2022 journal article
A Comparative Study on the Performances of Spectral Nudging and Scale-Selective Data Assimilation Techniques for Hurricane Track and Intensity Simulations
It is a common practice to use a buffer zone to damp out spurious wave growth due to computational error along the lateral boundary of limited-area weather and climate models. Although it is an effective technique to maintain model stability, an unintended side effect of using such buffer zones is the distortion of the data passing through the buffer zone.
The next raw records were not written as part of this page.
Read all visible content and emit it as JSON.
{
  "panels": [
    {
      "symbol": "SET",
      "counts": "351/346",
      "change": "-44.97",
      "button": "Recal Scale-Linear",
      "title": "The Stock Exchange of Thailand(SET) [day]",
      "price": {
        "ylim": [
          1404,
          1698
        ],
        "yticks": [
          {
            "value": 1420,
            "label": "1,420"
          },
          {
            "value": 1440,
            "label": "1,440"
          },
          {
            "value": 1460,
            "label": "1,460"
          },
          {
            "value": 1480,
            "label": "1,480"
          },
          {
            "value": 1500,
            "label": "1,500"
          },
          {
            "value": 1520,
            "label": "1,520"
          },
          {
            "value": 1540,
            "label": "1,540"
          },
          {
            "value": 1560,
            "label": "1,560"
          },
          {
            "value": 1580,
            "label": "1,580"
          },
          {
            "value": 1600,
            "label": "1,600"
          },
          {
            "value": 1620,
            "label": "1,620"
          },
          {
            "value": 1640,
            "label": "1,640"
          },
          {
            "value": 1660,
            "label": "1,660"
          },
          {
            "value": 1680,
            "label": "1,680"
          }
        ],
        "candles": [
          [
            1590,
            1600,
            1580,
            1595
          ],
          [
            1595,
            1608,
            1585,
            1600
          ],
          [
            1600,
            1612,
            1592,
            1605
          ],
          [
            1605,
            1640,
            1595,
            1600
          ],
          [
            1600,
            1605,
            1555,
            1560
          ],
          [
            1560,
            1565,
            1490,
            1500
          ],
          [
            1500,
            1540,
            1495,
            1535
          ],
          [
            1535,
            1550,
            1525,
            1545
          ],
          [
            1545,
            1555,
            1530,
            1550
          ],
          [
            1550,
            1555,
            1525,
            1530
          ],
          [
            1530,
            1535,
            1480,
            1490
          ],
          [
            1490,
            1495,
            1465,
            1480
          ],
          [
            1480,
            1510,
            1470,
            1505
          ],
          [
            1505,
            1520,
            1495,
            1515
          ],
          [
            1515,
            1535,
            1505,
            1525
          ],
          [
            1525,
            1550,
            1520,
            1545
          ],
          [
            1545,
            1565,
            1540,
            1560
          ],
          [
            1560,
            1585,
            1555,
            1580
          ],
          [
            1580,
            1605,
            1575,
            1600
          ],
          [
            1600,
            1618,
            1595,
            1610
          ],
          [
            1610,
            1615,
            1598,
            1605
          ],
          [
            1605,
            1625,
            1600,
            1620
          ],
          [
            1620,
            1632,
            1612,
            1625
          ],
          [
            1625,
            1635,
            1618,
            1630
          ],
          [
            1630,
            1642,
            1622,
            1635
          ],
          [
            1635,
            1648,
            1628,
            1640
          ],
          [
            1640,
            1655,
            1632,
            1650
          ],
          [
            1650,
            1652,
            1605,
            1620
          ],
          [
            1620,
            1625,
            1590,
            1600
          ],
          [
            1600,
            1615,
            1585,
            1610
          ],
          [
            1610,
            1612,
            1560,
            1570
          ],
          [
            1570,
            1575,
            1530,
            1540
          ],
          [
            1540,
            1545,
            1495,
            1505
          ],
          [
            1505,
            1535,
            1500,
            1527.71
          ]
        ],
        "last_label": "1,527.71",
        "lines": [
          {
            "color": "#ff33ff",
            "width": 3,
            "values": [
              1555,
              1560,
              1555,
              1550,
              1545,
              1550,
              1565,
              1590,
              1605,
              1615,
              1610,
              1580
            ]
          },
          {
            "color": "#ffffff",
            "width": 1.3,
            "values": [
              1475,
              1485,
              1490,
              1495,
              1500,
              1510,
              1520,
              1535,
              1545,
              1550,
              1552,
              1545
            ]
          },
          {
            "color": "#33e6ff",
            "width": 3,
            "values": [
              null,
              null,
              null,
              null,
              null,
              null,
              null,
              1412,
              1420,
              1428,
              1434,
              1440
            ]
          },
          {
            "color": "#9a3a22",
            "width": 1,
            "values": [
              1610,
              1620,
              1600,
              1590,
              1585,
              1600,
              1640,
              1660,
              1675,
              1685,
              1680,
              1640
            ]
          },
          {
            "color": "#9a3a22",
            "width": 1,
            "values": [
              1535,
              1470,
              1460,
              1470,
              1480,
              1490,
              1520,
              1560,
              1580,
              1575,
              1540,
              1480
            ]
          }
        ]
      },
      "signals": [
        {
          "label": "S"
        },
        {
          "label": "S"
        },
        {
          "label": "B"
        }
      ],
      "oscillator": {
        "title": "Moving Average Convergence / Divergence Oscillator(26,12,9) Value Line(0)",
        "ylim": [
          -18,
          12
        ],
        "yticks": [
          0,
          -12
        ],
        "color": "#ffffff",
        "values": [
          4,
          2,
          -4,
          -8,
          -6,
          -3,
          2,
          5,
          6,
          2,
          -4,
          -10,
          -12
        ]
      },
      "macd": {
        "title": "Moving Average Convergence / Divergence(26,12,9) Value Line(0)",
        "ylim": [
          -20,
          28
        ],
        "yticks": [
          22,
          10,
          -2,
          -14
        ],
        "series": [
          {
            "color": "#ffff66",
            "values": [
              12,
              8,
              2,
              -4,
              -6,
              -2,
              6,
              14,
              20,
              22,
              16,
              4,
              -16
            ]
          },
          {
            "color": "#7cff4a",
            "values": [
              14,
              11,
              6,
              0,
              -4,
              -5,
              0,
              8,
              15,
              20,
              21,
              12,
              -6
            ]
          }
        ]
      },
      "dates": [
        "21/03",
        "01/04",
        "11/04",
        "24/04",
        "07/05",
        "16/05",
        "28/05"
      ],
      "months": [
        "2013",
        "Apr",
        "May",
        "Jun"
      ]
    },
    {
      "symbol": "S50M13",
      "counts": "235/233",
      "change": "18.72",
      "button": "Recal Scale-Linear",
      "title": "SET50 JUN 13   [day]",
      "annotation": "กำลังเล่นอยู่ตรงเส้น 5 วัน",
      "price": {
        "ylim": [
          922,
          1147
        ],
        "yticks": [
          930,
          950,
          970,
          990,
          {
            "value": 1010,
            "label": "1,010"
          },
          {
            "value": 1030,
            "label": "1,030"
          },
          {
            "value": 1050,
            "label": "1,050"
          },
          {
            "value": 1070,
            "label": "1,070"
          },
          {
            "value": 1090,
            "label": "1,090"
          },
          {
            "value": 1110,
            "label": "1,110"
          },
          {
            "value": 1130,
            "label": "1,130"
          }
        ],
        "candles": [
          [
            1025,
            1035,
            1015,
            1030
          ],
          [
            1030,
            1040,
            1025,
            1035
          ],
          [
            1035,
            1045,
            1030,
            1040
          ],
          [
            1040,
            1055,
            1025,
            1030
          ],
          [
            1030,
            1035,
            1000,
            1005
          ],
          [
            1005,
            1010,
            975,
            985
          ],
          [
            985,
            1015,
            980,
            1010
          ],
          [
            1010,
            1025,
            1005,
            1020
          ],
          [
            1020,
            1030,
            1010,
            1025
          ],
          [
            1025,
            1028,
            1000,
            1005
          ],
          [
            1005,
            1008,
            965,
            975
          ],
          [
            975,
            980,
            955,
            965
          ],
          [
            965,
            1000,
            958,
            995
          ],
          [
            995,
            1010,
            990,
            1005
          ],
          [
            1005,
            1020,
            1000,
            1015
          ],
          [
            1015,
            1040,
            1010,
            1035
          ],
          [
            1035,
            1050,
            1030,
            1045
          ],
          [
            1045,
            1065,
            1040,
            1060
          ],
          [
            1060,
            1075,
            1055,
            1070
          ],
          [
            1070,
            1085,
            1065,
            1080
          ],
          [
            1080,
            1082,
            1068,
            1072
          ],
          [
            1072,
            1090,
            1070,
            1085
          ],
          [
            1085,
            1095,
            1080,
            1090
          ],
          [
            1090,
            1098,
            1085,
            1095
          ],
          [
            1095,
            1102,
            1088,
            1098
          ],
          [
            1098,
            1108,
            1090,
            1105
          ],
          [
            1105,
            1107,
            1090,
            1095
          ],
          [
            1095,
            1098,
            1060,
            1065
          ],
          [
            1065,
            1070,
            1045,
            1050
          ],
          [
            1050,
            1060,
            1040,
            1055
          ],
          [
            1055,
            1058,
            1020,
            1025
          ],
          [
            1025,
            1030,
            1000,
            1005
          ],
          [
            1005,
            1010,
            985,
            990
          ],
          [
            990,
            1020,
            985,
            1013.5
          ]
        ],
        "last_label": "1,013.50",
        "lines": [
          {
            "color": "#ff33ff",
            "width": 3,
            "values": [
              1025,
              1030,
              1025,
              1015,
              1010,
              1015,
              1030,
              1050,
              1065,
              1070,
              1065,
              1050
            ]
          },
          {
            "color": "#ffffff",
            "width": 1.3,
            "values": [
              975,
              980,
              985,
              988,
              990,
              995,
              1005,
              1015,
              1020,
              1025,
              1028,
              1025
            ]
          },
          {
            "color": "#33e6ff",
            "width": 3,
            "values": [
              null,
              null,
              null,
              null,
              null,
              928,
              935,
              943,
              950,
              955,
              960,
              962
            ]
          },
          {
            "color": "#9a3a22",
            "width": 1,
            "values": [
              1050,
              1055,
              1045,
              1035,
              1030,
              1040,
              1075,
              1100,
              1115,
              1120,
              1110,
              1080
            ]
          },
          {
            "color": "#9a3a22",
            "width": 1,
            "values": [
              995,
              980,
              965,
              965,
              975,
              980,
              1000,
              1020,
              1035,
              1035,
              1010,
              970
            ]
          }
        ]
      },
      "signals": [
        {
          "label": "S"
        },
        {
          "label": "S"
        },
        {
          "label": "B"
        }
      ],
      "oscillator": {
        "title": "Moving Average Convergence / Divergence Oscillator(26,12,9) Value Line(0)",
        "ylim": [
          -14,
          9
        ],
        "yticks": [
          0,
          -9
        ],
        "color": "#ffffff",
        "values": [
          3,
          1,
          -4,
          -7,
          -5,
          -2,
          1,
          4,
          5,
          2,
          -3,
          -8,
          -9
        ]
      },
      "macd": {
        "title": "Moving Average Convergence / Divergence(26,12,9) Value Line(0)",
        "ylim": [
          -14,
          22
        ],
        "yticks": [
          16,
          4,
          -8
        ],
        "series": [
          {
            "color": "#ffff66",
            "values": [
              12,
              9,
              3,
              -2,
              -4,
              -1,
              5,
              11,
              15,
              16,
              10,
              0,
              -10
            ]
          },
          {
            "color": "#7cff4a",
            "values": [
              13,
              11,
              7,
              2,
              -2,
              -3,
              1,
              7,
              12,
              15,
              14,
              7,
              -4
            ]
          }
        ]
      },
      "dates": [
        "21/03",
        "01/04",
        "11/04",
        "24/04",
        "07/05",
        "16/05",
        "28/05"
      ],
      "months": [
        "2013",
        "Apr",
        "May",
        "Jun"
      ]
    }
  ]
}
Various techniques are introduced to enhance the communication between the limited-area model’s inner domain and the outer domain, which provides lateral boundary values for the inner domain. Among them, scale-selective data assimilation (SSDA) and the spectral nudging (SPNU) techniques share similar philosophy, i.e., directly injecting the large-scale components of the atmospheric circulation from the outer model domain into the interior grids of the inner model domain by-passing the lateral boundary and the buffer zone, but the two methods are taking different implementation approaches. SSDA utilizes a 3-dimensional variational data assimilation procedure to accomplish the data injection objective, whereas SPNU uses a nudging process. In the present study, the two approaches are evaluated comparatively for simulating hurricane track and intensity in a pair of cases: Jeanne (2004) and Irma (2017) using the Weather Research and Forecasting (WRF) model. The results indicate that both techniques are effective in improving tropical cyclone intensity and track simulations by reducing the errors of the large-scale circulation in the inner model domain. The SSDA runs produced better simulations of temperature and humidity fields which are not directly nudged. The SSDA runs also produced more accurate storm intensities in both cases and more realistic structure in Hurricane Jeanne’s case than those produced by the SPNU runs. It should be noted, however, that extending these case study results to more general situations requires additional studies covering a large number of additional cases.